More Irish rap from me, but there’s definitely something in the water lately. For Those I Love is a project from David Balfe, a musician and spoken word artist from north Dublin whose work details the experiences of growing up in a community gutted by poverty and violence from a place of love. 

His self-titled debut is full of memories and photographic detail – many of which centre on his best friend and collaborator Paul Curran, whom he lost to suicide in 2018 – giving rise to a combination of collective hopelessness, humour and rage. As writer Colin Gannon put it in a profile for VICE, the album “evokes the rave nostalgia of Jamie XX, the urban melancholia of Burial, and his late friend’s poetic realism and pitch black Dublin wit”. 


I can’t wait to see him live, although based on his Jools Holland performance last year I’ll probably cry until my body is roughly 0.5 percent water. – Emma Garland 


Anika Pyle has a singing voice I go totally head over heels for: powerful, sorrowful, a little bit country; sounds amazing in the vicinity of a guitar. This year she released solo album Wild River – a beautiful if gruelling reflection on grief following the loss of her father. It’s different to the music she made in previous bands Chumped and Katie Ellen, but it still feels like an honest portrait of emotion. 

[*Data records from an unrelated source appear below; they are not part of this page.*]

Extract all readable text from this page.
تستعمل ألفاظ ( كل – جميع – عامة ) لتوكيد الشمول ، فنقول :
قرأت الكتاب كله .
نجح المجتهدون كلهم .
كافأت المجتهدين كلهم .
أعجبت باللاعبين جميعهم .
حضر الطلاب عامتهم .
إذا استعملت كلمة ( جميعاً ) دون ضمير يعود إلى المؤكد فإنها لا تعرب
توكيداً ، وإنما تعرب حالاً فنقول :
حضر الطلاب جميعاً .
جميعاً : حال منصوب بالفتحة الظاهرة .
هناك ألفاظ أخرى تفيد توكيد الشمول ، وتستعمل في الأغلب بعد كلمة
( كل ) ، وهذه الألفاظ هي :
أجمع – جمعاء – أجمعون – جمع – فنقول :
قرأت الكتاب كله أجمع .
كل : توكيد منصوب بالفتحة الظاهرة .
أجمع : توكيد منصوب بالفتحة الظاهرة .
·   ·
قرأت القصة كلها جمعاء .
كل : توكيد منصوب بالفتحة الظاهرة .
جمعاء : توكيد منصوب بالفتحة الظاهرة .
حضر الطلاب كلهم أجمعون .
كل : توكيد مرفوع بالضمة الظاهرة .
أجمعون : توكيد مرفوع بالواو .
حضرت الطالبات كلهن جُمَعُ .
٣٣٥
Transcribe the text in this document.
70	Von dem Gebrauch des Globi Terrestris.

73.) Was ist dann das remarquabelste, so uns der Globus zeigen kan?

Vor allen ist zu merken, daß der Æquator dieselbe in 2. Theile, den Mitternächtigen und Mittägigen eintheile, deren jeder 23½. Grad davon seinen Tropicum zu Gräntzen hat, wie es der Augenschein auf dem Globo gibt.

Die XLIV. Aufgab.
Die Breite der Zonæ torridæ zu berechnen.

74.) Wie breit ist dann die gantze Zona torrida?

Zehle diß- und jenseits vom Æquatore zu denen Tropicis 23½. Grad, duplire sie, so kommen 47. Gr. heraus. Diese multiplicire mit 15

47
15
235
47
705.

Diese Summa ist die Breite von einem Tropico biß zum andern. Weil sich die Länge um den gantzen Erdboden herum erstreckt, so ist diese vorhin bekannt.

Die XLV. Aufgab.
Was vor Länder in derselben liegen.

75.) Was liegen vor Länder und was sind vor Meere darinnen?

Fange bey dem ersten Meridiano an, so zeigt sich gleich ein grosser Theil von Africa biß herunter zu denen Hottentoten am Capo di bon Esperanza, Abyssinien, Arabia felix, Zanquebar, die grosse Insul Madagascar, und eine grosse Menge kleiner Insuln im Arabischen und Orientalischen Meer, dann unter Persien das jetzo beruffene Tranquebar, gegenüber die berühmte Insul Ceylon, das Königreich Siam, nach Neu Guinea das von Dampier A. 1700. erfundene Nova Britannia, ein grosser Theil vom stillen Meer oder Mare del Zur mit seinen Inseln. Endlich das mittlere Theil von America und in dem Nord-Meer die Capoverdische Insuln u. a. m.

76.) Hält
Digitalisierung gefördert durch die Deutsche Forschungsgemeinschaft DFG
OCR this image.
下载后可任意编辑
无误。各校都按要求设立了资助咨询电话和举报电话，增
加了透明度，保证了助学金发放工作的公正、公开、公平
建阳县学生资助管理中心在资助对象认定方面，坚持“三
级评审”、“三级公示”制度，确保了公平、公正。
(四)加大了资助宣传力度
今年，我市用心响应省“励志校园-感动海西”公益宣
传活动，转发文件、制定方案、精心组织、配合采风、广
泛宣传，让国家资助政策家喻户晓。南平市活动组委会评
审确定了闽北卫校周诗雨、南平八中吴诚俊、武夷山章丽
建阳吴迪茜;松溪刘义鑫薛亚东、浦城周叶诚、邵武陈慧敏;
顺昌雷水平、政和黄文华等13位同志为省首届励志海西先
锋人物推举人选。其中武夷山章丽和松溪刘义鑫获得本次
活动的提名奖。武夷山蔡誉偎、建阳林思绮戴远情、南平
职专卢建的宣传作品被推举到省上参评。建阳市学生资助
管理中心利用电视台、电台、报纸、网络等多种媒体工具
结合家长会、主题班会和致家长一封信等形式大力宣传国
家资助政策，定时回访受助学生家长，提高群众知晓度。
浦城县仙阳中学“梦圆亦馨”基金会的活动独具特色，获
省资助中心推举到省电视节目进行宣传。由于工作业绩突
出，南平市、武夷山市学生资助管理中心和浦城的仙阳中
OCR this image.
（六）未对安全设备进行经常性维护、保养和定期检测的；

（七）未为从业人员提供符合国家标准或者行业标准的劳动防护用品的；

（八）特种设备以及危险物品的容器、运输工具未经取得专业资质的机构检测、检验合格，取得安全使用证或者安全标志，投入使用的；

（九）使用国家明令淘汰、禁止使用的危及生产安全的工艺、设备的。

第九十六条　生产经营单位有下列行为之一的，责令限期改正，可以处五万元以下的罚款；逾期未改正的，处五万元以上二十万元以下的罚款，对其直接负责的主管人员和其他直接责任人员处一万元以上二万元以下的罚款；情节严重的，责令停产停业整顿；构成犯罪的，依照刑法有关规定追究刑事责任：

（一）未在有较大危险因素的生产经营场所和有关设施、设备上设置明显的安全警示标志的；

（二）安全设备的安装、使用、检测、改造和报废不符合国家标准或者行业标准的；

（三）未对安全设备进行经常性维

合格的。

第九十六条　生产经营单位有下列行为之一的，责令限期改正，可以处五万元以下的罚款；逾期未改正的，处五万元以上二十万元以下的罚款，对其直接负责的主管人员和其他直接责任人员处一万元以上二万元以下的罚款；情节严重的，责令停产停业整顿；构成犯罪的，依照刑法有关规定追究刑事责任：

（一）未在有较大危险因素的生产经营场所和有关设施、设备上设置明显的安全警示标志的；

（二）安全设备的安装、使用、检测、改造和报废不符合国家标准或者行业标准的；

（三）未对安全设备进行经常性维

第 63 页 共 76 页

Broadly speaking, Pyle gives me hope for the endurance of songwriting that makes you feel stuff in your chest. More specifically, my favourite song on the album, “Blame,” is hopeful in a realistic sort of way. “I’m doing the best I can with the hand that I’ve dealt myself,” Pyle sings, as her voice nestles among hushed strumming, gentle harmonies, and an acknowledgement of the fact that it isn’t always easy to move on. As we heave ourselves out of the last year and back into the world, I don't know. It just rings true for me. Lauren O’Neill.


Throwback, 2000s era pop? Vibes upon vibes upon vibes? People having fun, abroad? What’s not to like?? You can’t have a holiday right now, but you can live vicariously through Iceè tGM’s debut music video “Imagine”, where the British artist and her girls head on a lads holiday to Turkey, in a clip shot by one of the UK’s most in-demand directors: Teeezy C. As Iceè the Godmother suggests: grab the Ciroc, grab the gelato and have yourself a good time. The super-smooth energy is palpable on this one. — Ryan Bassil.